Understanding Cuprates of All Stripes
Steve Johnston doesn’t judge materials by their extended relatives. The department’s Bains Professor investigates how their physics can be different on a family-by-family basis as he studies what gives rise to superconductivity—electric current flowing with no resistance. Studies like these make crucial steps toward designing the quantum materials that will drive future technologies and economies.
In findings published in the Proceedings of the National Academy of Sciences (PNAS), Johnston and colleagues report how they used advanced computational modeling to show that not all families are alike and what those differences mean.
Single-Band Limits
Among the best-known high-temperature superconductors are cuprates—materials made from copper and oxygen. Discovered in 1986, they’ve been widely studied but still present a lot of unanswered questions. Theorists like Johnston have seen that the underlying properties—spin and charge and how those correlate—can be inconsistent across cuprate families. Sometimes the physics assists with superconductivity; sometimes it competes with it.
Johnston explained that in basic terms what happens in these materials is that copper and oxygen atoms form a plane. The standard for describing that system is the single-band Hubbard model.
“You can think of it as removing oxygen from the plane to get this sort of effective copper-only description,” he said. “For years, people thought that really describes the physics.”
He said the model captures a lot of details that experiments have discovered about cuprates. It does a good job of showing how the electrons’ spins and charges form an alternating pattern of rows, or “stripes.” It accounts for the addition or subtraction of electrons from cuprate planes (called doping) that causes them to superconduct.
Yet there are limits to what this framework can do, especially in showing material-specific characteristics among different cuprate families.
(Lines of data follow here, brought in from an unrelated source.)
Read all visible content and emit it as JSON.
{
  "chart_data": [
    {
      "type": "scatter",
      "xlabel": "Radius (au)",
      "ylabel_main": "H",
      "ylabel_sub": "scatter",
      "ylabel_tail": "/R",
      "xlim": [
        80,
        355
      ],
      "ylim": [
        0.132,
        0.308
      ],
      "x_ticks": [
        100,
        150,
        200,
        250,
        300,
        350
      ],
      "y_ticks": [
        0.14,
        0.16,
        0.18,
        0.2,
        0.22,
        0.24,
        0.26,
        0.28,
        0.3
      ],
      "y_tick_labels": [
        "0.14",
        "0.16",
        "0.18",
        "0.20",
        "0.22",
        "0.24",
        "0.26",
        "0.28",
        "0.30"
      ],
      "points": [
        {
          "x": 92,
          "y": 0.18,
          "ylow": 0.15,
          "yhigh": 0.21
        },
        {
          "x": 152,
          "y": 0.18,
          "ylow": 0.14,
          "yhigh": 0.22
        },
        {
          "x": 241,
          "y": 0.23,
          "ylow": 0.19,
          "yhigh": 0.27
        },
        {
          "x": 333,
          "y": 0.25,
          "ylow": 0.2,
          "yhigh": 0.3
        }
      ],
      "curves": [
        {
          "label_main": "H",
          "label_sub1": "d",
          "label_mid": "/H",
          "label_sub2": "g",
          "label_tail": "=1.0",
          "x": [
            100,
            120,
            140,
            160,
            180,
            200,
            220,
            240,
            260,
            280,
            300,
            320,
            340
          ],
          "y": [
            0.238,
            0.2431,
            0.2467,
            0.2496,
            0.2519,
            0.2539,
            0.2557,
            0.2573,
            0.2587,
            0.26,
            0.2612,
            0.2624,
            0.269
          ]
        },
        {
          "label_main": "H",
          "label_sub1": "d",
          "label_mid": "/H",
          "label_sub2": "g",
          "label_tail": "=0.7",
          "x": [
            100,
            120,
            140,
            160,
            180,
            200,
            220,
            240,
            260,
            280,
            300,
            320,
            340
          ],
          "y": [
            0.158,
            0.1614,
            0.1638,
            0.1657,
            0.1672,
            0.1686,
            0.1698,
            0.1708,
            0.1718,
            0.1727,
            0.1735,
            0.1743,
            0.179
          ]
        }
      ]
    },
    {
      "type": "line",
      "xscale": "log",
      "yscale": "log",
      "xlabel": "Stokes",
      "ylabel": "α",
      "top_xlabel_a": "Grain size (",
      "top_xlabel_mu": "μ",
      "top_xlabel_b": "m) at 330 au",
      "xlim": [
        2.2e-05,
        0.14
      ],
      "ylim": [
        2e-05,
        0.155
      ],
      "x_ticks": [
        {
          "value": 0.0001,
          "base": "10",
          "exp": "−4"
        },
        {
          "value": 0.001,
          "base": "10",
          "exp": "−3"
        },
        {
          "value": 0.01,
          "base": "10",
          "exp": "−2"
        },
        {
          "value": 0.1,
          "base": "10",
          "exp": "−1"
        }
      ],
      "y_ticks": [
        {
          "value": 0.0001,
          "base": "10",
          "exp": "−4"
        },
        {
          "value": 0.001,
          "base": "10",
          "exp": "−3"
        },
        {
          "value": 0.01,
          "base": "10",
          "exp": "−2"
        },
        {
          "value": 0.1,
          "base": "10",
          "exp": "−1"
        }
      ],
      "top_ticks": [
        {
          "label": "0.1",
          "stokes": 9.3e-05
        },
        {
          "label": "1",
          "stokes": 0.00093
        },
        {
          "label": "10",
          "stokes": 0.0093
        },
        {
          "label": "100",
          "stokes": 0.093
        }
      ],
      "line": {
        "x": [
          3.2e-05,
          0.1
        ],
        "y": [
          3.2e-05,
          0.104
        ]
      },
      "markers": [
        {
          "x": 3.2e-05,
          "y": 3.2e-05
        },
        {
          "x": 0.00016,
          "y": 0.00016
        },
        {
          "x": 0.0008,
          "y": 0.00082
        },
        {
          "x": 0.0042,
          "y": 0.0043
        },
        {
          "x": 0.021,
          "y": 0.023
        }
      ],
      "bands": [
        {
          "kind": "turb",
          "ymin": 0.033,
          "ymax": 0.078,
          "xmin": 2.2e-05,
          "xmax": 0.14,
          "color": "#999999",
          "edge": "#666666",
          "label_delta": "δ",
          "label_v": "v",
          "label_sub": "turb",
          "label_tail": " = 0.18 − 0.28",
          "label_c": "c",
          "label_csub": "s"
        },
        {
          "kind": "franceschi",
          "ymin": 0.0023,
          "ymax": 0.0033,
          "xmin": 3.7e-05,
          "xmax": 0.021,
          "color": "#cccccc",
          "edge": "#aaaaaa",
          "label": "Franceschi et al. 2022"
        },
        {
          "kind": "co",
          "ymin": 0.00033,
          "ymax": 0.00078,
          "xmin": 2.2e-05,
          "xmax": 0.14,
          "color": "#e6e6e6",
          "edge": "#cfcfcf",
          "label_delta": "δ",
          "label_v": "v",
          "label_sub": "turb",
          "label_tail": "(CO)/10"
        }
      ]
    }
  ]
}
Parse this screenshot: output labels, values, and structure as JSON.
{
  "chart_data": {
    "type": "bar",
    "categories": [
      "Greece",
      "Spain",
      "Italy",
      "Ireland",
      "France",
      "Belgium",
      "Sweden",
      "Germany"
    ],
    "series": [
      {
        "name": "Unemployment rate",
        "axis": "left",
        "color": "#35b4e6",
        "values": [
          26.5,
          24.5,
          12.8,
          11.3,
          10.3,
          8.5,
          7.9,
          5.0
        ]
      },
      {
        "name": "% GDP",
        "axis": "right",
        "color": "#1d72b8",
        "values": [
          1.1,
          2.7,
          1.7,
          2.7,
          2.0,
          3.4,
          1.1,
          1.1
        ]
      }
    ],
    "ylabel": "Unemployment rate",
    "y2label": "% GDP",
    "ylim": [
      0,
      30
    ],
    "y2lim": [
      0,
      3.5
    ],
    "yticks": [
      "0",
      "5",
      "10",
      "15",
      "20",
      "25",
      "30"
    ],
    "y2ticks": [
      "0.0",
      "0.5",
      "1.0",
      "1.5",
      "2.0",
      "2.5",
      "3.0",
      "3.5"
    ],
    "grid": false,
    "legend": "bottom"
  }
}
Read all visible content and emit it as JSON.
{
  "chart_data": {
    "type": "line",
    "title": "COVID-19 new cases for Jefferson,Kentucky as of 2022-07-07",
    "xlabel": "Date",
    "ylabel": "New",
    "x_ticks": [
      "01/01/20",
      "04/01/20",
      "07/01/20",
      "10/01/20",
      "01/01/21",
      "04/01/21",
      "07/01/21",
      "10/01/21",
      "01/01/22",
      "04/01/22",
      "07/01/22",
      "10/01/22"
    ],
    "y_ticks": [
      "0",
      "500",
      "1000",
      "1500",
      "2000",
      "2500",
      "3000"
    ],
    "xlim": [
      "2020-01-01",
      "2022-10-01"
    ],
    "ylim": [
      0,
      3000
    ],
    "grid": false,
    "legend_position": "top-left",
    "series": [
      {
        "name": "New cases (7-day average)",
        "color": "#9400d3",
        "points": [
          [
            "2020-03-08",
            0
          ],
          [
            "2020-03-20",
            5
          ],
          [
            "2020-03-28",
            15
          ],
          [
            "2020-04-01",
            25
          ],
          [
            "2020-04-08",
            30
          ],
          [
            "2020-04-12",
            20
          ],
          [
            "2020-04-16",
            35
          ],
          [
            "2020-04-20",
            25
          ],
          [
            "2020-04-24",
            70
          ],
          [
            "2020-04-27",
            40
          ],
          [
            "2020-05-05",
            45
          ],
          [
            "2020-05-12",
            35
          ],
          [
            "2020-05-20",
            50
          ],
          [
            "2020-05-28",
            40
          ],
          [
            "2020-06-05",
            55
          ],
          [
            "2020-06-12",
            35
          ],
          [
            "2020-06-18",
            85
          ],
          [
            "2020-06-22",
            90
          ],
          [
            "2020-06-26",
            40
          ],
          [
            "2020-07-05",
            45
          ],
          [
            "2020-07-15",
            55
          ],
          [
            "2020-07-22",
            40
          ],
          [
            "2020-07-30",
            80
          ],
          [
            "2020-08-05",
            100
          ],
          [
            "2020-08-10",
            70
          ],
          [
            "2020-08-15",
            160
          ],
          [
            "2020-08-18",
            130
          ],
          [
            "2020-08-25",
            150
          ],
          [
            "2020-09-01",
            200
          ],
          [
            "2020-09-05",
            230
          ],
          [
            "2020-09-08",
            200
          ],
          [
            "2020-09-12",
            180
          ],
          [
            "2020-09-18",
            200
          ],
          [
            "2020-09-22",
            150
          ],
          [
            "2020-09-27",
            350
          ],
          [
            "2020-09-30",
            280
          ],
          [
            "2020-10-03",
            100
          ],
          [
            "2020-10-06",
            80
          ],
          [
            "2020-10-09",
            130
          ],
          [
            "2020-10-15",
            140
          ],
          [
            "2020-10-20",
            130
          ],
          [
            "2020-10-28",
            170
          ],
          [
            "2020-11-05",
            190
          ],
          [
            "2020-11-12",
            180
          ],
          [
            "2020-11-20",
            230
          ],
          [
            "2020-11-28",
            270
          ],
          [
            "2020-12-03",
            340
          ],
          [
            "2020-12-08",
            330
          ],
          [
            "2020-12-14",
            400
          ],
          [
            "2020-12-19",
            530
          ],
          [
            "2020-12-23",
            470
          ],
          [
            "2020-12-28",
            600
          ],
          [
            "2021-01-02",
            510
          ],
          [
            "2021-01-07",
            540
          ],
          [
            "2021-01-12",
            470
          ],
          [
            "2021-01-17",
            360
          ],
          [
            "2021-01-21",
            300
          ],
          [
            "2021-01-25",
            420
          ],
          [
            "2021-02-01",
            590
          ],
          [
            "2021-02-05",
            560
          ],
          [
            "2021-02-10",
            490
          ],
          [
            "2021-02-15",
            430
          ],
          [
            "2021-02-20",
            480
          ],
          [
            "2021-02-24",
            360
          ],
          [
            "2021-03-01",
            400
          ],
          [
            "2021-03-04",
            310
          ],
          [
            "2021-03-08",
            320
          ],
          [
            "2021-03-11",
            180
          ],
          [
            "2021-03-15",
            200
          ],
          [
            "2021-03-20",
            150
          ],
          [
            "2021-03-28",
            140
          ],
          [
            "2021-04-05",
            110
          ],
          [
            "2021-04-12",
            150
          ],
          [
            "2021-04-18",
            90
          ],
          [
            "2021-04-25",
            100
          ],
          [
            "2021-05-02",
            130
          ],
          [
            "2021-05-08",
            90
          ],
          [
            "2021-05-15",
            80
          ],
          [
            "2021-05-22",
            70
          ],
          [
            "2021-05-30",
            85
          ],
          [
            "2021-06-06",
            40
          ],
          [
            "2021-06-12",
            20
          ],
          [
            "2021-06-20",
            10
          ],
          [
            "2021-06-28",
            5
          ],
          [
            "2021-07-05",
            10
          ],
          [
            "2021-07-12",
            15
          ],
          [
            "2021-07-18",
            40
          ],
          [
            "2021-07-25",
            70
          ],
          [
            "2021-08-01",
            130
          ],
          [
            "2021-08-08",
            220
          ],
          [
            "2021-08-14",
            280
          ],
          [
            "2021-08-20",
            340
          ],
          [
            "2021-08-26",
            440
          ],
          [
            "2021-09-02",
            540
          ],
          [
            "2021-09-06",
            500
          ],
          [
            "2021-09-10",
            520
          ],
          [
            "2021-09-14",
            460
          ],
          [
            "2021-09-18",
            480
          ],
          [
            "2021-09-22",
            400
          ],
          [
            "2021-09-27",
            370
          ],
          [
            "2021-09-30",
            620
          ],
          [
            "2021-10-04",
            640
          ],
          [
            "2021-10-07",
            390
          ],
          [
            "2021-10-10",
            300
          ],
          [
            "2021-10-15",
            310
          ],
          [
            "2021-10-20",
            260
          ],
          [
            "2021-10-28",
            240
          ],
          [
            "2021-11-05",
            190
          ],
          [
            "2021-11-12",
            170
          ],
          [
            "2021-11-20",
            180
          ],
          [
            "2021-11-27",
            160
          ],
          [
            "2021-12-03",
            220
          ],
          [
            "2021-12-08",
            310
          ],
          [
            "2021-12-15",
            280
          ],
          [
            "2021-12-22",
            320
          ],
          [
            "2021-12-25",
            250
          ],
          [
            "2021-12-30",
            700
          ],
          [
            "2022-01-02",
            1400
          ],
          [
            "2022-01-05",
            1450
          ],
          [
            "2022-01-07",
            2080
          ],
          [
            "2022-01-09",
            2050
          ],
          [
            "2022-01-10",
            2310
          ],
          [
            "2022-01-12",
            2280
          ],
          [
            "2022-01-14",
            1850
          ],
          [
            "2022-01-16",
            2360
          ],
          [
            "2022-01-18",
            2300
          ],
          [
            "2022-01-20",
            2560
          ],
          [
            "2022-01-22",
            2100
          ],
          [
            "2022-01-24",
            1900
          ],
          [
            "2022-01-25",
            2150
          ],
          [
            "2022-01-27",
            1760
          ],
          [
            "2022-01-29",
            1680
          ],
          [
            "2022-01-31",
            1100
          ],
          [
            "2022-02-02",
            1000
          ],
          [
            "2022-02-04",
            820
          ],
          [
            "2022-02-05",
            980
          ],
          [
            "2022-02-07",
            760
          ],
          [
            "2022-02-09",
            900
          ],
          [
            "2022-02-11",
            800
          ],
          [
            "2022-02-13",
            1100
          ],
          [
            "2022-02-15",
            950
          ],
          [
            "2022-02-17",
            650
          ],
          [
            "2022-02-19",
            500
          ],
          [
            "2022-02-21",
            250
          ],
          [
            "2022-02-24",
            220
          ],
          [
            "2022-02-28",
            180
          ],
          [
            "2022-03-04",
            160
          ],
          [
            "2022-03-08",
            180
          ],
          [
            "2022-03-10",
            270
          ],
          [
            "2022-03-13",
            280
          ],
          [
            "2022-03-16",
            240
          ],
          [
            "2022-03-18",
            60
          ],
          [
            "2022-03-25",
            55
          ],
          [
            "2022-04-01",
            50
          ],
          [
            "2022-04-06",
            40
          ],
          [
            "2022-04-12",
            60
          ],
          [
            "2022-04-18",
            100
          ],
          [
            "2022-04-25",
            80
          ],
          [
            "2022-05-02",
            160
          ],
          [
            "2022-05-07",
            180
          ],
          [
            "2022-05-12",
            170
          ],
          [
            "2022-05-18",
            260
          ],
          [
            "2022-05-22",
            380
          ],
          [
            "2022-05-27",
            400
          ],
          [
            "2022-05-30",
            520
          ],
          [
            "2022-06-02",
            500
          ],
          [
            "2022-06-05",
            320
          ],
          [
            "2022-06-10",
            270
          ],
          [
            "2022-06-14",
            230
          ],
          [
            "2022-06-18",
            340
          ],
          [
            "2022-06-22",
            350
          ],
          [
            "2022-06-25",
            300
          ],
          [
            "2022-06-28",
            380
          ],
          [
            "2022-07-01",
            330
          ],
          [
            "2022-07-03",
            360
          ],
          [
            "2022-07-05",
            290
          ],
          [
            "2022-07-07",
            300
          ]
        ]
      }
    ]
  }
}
“Everyone focused on these single-band descriptions because they’re easier to handle computationally,” Johnston said. “(If) you put the oxygen back in, it becomes a more complex problem and you need even more computational resources to solve it.”
Collaborating with partners from the University of Illinois and Oak Ridge National Laboratory (ORNL), Johnston and Research Assistant Professor Benjamin Cohen-Stead approached this complexity with the three-band Hubbard model, and used advanced algorithms and computing power to get a more detailed picture of the system.
Common Elements; Different Families
The single-band model predicts a reliable pattern for electronic charge and magnetism in cuprates. As Johnston explained, you can picture the “stripes” in cuprates as a kind of atomic board with alternating rows. One row will have lots of holes left by removing electrons while the next row will have no holes at all, and so on, in a repeating pattern. The phases of the charge in the hole-rich region and magnetism in the hole-depleted rows are locked with the neighboring regions.
The work he and fellow scientists reported in PNAS found something different.
“What we’re finding in the three-band model is that (the stripes) are no longer coupled,” Johnston explained. “The spin and charge start to split apart; they’re no longer intertwined,” so you can independently change spin and charge modulations.
Knowing how different superconducting materials behave is the key to putting them to work.
“If we understand what makes a high-temperature superconductor superconduct, we have a better chance of engineering them,” Johnston explained. “In the end, we want to design materials and control the properties of these quantum systems with a high degree of precision.”
Efficient Teamwork
What makes this research possible is writing and running computational models to help scientists define a material’s properties. Johnston has long worked with colleague Thomas Maier of ORNL’s Computational Sciences and Engineering Division, who was a co-author on the PNAS paper. Maier is also a co-principal investigator on a National Science Foundation Elements grant Johnston won earlier this year. That award will help them expand a suite of codes called SmoQy that Johnston’s group developed.
Instead of coming up with a new model whenever a new material comes out, this library has codes ready to use from the get-go. (The SmoQy suite played a starring role in the PNAS research.) Johnston and Maier will build this collection further with another time saver. They’ll model a small part of an infinite system, then embed that model with an average approximation for the remainder of the system to account for all the quantum mechanics involved.
“We’re a computing university,” Johnston said of UT. “We’re very well-known for computing, so it makes sense that we develop these software stacks and help push the field forward using these tools.”
Technological progress like this includes the hard work of building a strong foundation. Two years ago, Johnston and Professor Hanno Weitering created a monolayer superconductor that landed on the cover of Nature Physics.
“That really grew out of our microscopic understanding of the Hubbard model and the physics of cuprate-like materials,” Johnston explained. “If you go back and look at the physics of semiconductors, the same thing happened there. Semiconductors were developed by people really trying to understand quantum theories of matter. That foundation has formed the basis for our entire modern economy. And it wouldn’t have happened without that fundamental research.”